CHALLENGING OLD PERCEPTIONS ― THE CLASSIFICATION OF WEBSITE ADVERTISEMENTS ACCORDING TO SOUTH AFRICAN CONTRACT LAW
Keywords:offers, invitations to treat, common law of contract, advertisements, self-service stores, modern trading website, electronic contracts
South African law draws a distinction between offers and invitations to treat. Although the intention with which a statement is made is usually cited as a controlling factor in determining its proper classification, there are a few cases in which the classification of a declaration into either an offer or an invitation to treat is done by rules of law with very little concern for the intention of a party. Such is traditionally the case amongst others with advertisements and displays of goods on windows or shelves in a self-service store. The classification of these scenarios into invitations to treat is usually premised on certain perceptions at common law, such as the need to protect traders from the risk of inundation by purchase orders, and the right of traders to select their customers.
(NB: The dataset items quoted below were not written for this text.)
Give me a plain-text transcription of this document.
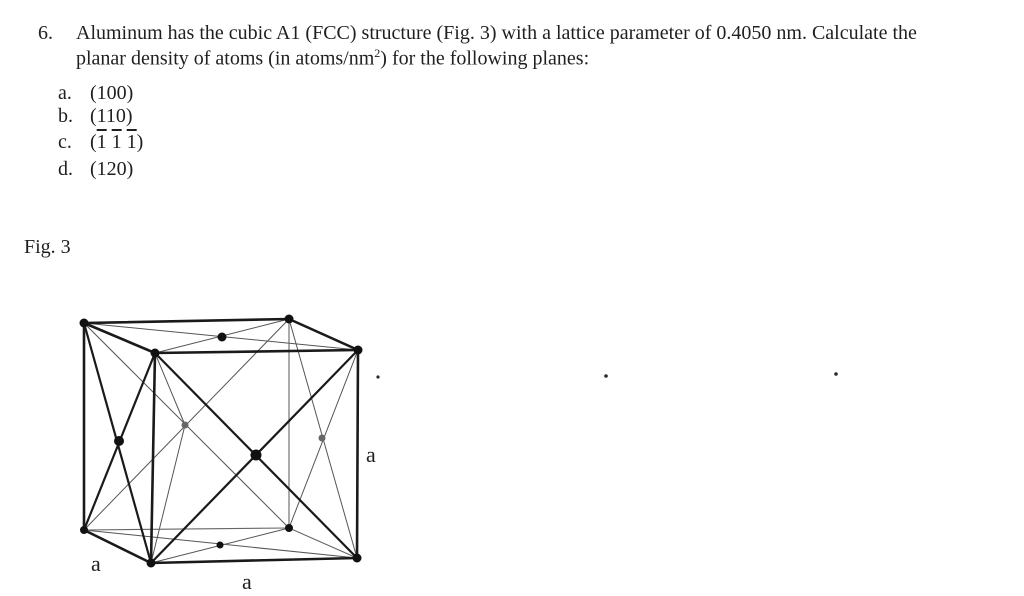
6. Aluminum has the cubic A1 (FCC) structure (Fig. 3) with a lattice parameter of 0.4050 nm. Calculate the
planar density of atoms (in atoms/$nm^2$) for the following planes:
a. (100)
b. (110)
c. (1 1 1)
d. (120)
Fig. 3
a
a
a
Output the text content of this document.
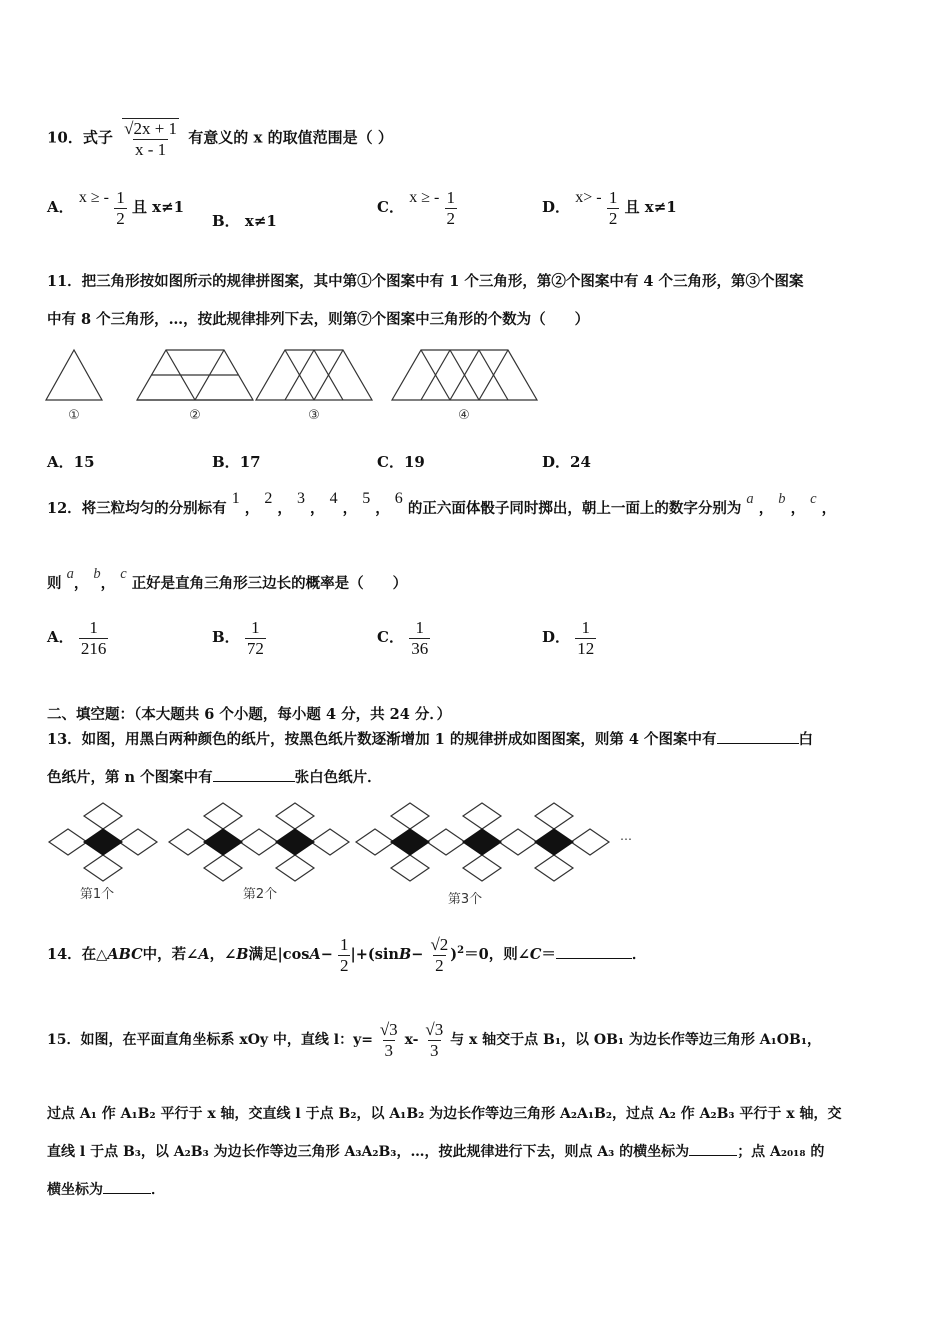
10．式子 $\frac{√2x + 1}{x - 1}$ 有意义的 x 的取值范围是（ ）
A． x ≥ - $\frac{1}{2}$ 且 x≠1
B． x≠1
C． x ≥ - $\frac{1}{2}$	D． $x> - \frac{1}{2}$ 且 x≠1
11．把三角形按如图所示的规律拼图案，其中第①个图案中有 1 个三角形，第②个图案中有 4 个三角形，第③个图案
中有 8 个三角形，…，按此规律排列下去，则第⑦个图案中三角形的个数为（　　）
①	②	③	④
A．15	B．17	C．19	D．24
12．将三粒均匀的分别标有 1 ， 2 ， 3 ， 4 ， 5 ， 6 的正六面体骰子同时掷出，朝上一面上的数字分别为 a ， b ， c ，
则 a， b， c 正好是直角三角形三边长的概率是（　　）
A． $\frac{1}{216}$	B． $\frac{1}{72}$	C． $\frac{1}{36}$	D． $\frac{1}{12}$
二、填空题：（本大题共 6 个小题，每小题 4 分，共 24 分．）
13．如图，用黑白两种颜色的纸片，按黑色纸片数逐渐增加 1 的规律拼成如图图案，则第 4 个图案中有	白
色纸片，第 n 个图案中有	张白色纸片．
…
第1个	第2个	第3个
14．在△ABC中，若∠A，∠B满足$|\cos A- \frac{1}{2} |+(\sin B- \frac{√2}{2} )^2=0$，则∠C＝	．
15．如图，在平面直角坐标系 xOy 中，直线 l：$y= \frac{√3}{3} x- \frac{√3}{3}$ 与 x 轴交于点 B₁，以 OB₁ 为边长作等边三角形 A₁OB₁，
过点 A₁ 作 A₁B₂ 平行于 x 轴，交直线 l 于点 B₂，以 A₁B₂ 为边长作等边三角形 A₂A₁B₂，过点 A₂ 作 A₂B₃ 平行于 x 轴，交
直线 l 于点 B₃，以 A₂B₃ 为边长作等边三角形 A₃A₂B₃，…，按此规律进行下去，则点 A₃ 的横坐标为	；点 A₂₀₁₈ 的
横坐标为	．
With electronic commerce on the rise, tradesmen today prefer to advertise their goods and services online through websites. Some of these websites go beyond traditional advertising. They can finalize sale transactions, and even perform contracts without any human review on their side. These novel features in trading websites challenge the old conceptions of the common law of contract concerning the proper classification of advertisements and self-service stores. Hence the question arises whether a typical model of a modern trading website constitutes an offer or an invitation to treat. In light of the foresaid technological developments, it is important in the digital age to reconsider the position of the law, and to develop it where necessary with a view to accommodating electronic contracts.